Hello Aladdin, I have a question. The number of images in the dataset is around 8090 and the batch size I selected as 32. So the total number of batches in each epoch should be 253. but the when I load the data and check length of data loader it shows 1265. I don't understand this. Can you please explain if you have any idea. I have never seen this.
Hey, did anyone get a good model
Cause I did like 40 epochs and the print_examples are giving me the same answer again and again. If anyone did get a good model pls do reply how many epochs did you run to get a good model.
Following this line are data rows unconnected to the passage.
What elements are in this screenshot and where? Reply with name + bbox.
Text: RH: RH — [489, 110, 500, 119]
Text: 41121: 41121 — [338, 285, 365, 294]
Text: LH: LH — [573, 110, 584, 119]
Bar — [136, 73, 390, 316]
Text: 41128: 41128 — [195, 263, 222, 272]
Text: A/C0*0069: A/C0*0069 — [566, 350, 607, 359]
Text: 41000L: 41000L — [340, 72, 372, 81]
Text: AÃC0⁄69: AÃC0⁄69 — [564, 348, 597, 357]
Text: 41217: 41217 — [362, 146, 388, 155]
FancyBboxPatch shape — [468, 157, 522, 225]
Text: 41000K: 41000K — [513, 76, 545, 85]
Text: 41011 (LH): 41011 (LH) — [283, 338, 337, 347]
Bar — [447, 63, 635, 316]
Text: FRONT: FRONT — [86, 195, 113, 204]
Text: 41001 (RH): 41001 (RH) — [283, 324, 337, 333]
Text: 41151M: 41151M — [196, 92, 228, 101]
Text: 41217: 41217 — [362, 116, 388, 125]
BTW awesome video, really helpful
hello sir can you guide me how to run this code. I'm new to Python so still bad at it :(( (nice video anyway)
Awesome complete tutorial, thank you.
Thank you. Can you add the requirment.txt file so we know what are the versions of each library?
HI Aladdin, thanks for the video and GitHub link. I've gone through your code and have entered it into Jupyter. The program gets through just about everything, and then right before it trains it stops and gives me the following error message: "ValueError: too many values to unpack (expected 2)". I'm really at a lose here. Just wondering if you could provide a recommendation? I know this has happened to a few other people, but it's odd that it's not a universal issue. I am using my own dataset. Thanks a lot in advance.